Le rapport, dont l'objectif est d'étudier « toutes mesures propres à assurer la pacification dans un délai aussi bref que possible » est terminé le ; il comporte 25 pages, cinq appendices, six pièces jointes et 18 annexes et s'articule en deux parties, l'une sur la situation actuelle et l'autre sur l'avenir[22][23]. Il se montre sévère pour l'incohérence de la politique française, la corruption du régime de Bao-Daï, et pessimiste sur la situation militaire. Il recommande le repli des postes avancés sur le delta tonkinois. Son désaccord est total avec le ministère de la France d'outre-mer et son titulaire, M. Paul Coste-Floret, M.R.P.[24]
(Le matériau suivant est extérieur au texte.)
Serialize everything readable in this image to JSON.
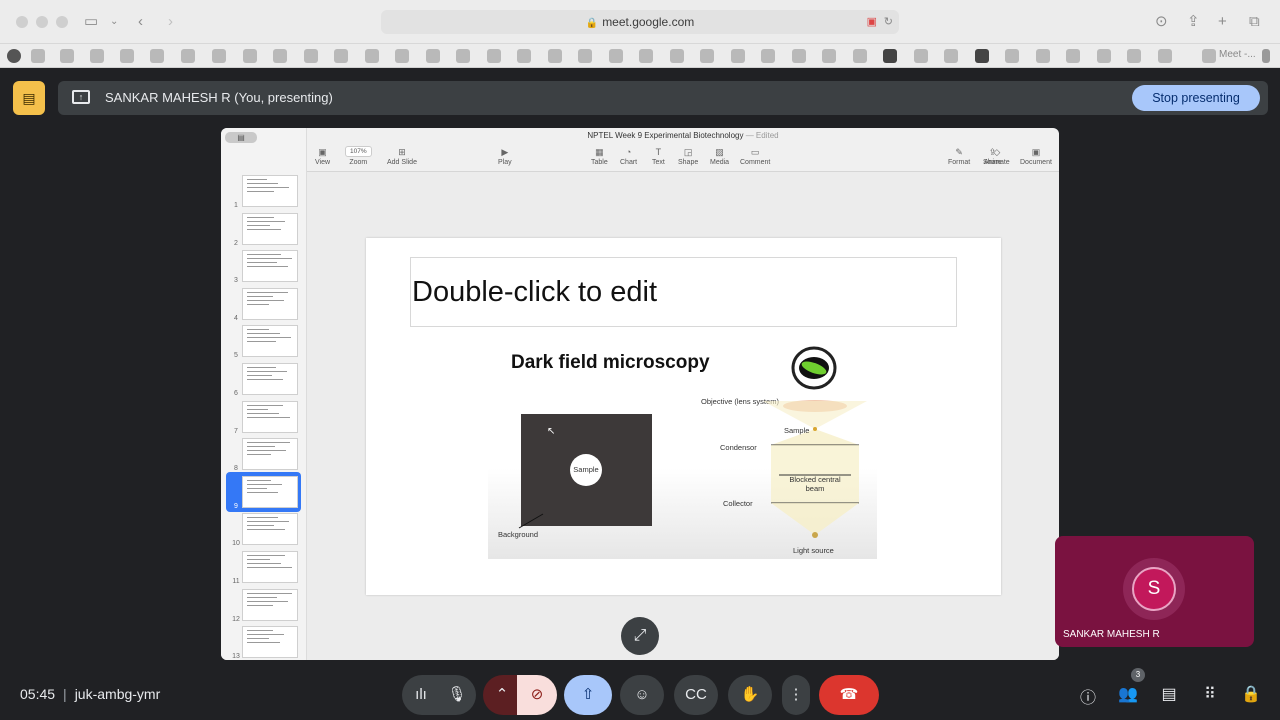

Après avoir constaté la perte de contrôle sur la plus grande partie du territoire, le peu de fiabilité des troupes locales et le manque de matériel adéquat[25], il évoque le faible moral des troupes, causé, selon lui, par l'absence de buts clairs[26]. Un autre élément qu'il signale est l'influence de la Chine communiste, sachant que Tchang Kaï-chek et le Kuomintang sont en train de perdre le contrôle de la Chine continentale[27][23].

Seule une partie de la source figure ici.